OK. Let’s try a different portfolio. Let’s say you wanted a more conservative, risk-managed portfolio. Try this for size:
20% Vanguard Total (U.S.) Stock Market index fund
20% Vanguard Developed (International) Markets index fund
20% iShares MSCI Emerging Markets index exchange-traded fund
20% Vanguard Long-Term Treasury index fund
20% Vanguard Inflation-Protected Securities (TIPS) index funds
It’s hard to get a simpler risk-adjusted portfolio than that. You’ve got 60% of your money in stocks — split equally between the U.S., developed overseas countries, and emerging markets — and the other 40% in bonds, split between long-term Treasurys (in case of deflation or crisis) and TIPS (in case of inflation). This is a common, garden-variety portfolio. There is no hindsight genius involved. The only activity required is rebalancing once a year, on June 30, to restore the equal weights.
How did it do? In the 12 months to June 30, while Calpers’ hedge fund geniuses were eking out 7.1%, this portfolio earned more than twice as much, or 14.5% (see “Conservative Index Funds” in the table above). Over 10 years, while the hedge funds were earning just 4.8% a year, this portfolio earned a healthy 8.6% a year—with minimal risk.
That’s enough to turn $1 million into $2.3 million.
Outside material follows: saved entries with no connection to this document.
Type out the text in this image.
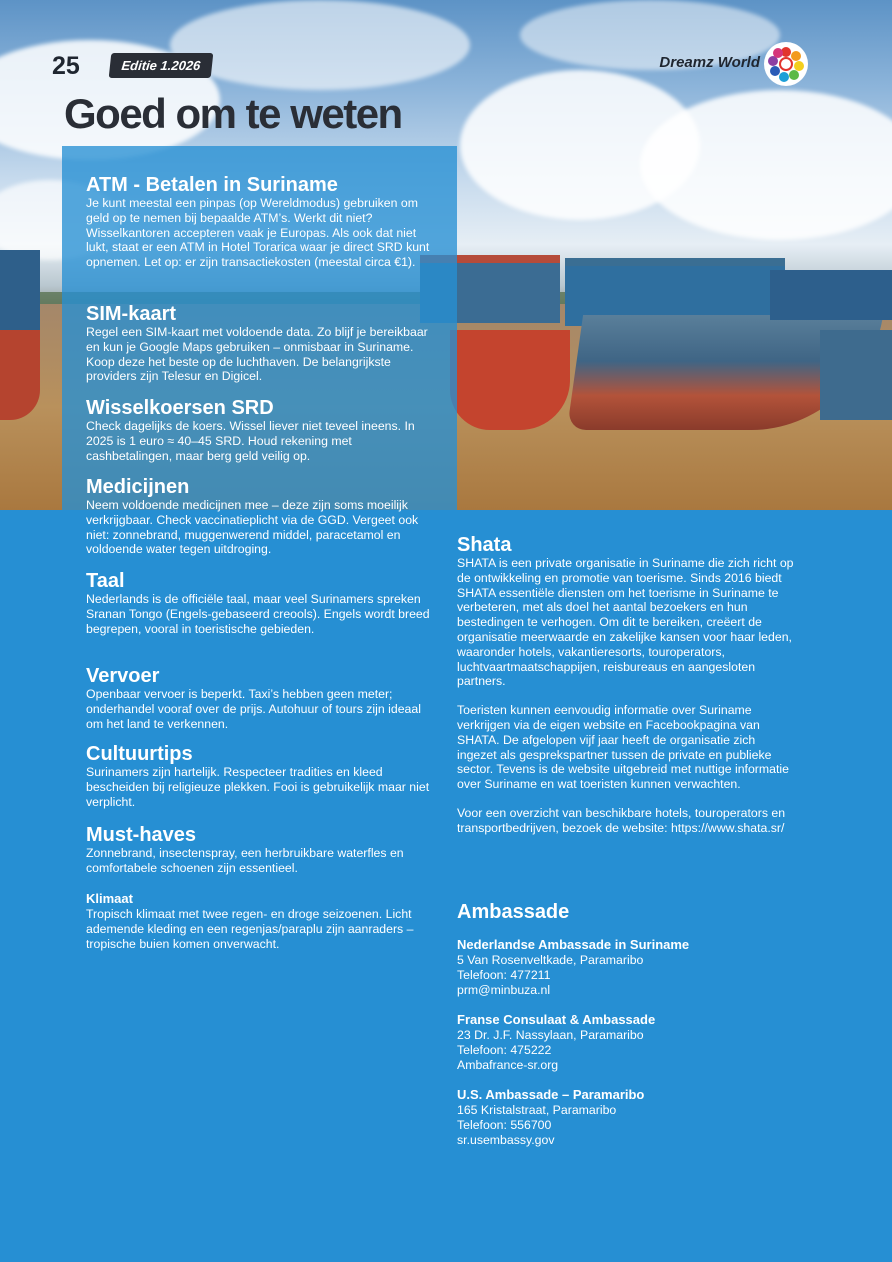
25	Editie 1.2026	Dreamz World
Goed om te weten
ATM - Betalen in Suriname

Je kunt meestal een pinpas (op Wereldmodus) gebruiken om geld op te nemen bij bepaalde ATM’s. Werkt dit niet? Wisselkantoren accepteren vaak je Europas. Als ook dat niet lukt, staat er een ATM in Hotel Torarica waar je direct SRD kunt opnemen. Let op: er zijn transactiekosten (meestal circa €1).

SIM-kaart

Regel een SIM-kaart met voldoende data. Zo blijf je bereikbaar en kun je Google Maps gebruiken – onmisbaar in Suriname. Koop deze het beste op de luchthaven. De belangrijkste providers zijn Telesur en Digicel.

Wisselkoersen SRD

Check dagelijks de koers. Wissel liever niet teveel ineens. In 2025 is 1 euro ≈ 40–45 SRD. Houd rekening met cashbetalingen, maar berg geld veilig op.

Medicijnen

Neem voldoende medicijnen mee – deze zijn soms moeilijk verkrijgbaar. Check vaccinatieplicht via de GGD. Vergeet ook niet: zonnebrand, muggenwerend middel, paracetamol en voldoende water tegen uitdroging.

Taal

Nederlands is de officiële taal, maar veel Surinamers spreken Sranan Tongo (Engels-gebaseerd creools). Engels wordt breed begrepen, vooral in toeristische gebieden.

Vervoer

Openbaar vervoer is beperkt. Taxi’s hebben geen meter; onderhandel vooraf over de prijs. Autohuur of tours zijn ideaal om het land te verkennen.

Cultuurtips

Surinamers zijn hartelijk. Respecteer tradities en kleed bescheiden bij religieuze plekken. Fooi is gebruikelijk maar niet verplicht.

Must-haves

Zonnebrand, insectenspray, een herbruikbare waterfles en comfortabele schoenen zijn essentieel.

Klimaat

Tropisch klimaat met twee regen- en droge seizoenen. Licht ademende kleding en een regenjas/paraplu zijn aanraders – tropische buien komen onverwacht.

Shata

SHATA is een private organisatie in Suriname die zich richt op de ontwikkeling en promotie van toerisme. Sinds 2016 biedt SHATA essentiële diensten om het toerisme in Suriname te verbeteren, met als doel het aantal bezoekers en hun bestedingen te verhogen. Om dit te bereiken, creëert de organisatie meerwaarde en zakelijke kansen voor haar leden, waaronder hotels, vakantieresorts, touroperators, luchtvaartmaatschappijen, reisbureaus en aangesloten partners.

Toeristen kunnen eenvoudig informatie over Suriname verkrijgen via de eigen website en Facebookpagina van SHATA. De afgelopen vijf jaar heeft de organisatie zich ingezet als gesprekspartner tussen de private en publieke sector. Tevens is de website uitgebreid met nuttige informatie over Suriname en wat toeristen kunnen verwachten.

Voor een overzicht van beschikbare hotels, touroperators en transportbedrijven, bezoek de website: https://www.shata.sr/

Ambassade
Nederlandse Ambassade in Suriname
5 Van Rosenveltkade, Paramaribo
Telefoon: 477211
prm@minbuza.nl
Franse Consulaat & Ambassade
23 Dr. J.F. Nassylaan, Paramaribo
Telefoon: 475222
Ambafrance-sr.org
U.S. Ambassade – Paramaribo
165 Kristalstraat, Paramaribo
Telefoon: 556700
sr.usembassy.gov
In other words, four Vanguard funds and one ETF from iShares, bought online and simply rebalanced once a year, earned twice the profits of whatever geniuses Calpers found.
Note: I added the Vanguard Total Stock Market ETF to the table above for another point of comparison.
Brett Arends comments on hedge funds in general:
Hedge funds typically charge you about 2% of your assets in fees every year, plus 20% of the profits (but not the losses), if any. Those fees eat up huge amounts of any profit. Investors who think they are going to beat these high hurdles are probably living in fantasyland. Since 1928, U.S. stocks have generated compound returns of around 10%, and long-term Treasury bonds around 5%. The typical balanced, 60-40 portfolio of stocks and bonds has therefore earned around 8% a year on average.
But if a hedge fund that invests in these stocks and bonds charges 2% a year in fees plus 20% of profits, then it will need to generate gross returns of 12% a year just to keep up. In other words, your hedge fund manager will have to beat the market by a 50% margin—i.e., earning 12% when the market earns 8% — just to cover his fees. You won’t gain anything extra unless he beats the market by more than 50% each year.
MP: In other words, if you are willing to pay hedge fund managers (or active managers) thousands of dollars so that they can invest your money at lower returns than index funds and basically lose money for you compared to the market, here’s an alternative investment strategy with the same outcome: Invest yourself in a portfolio of low-cost index funds. And then once a year have a big bonfire in your backyard where you burn up as many $100 bills as it takes to represent the money you gained from index investing vs. a hedge fund investment. For Calpers’ $4 billion investment in hedge funds at 7.1% over the last year vs. 14.5% in a conservative index portfolio, the annual loss from the hedge funds would be $296 million — that would have generated 2.96 million $100 bills for the annual Calpers bonfire!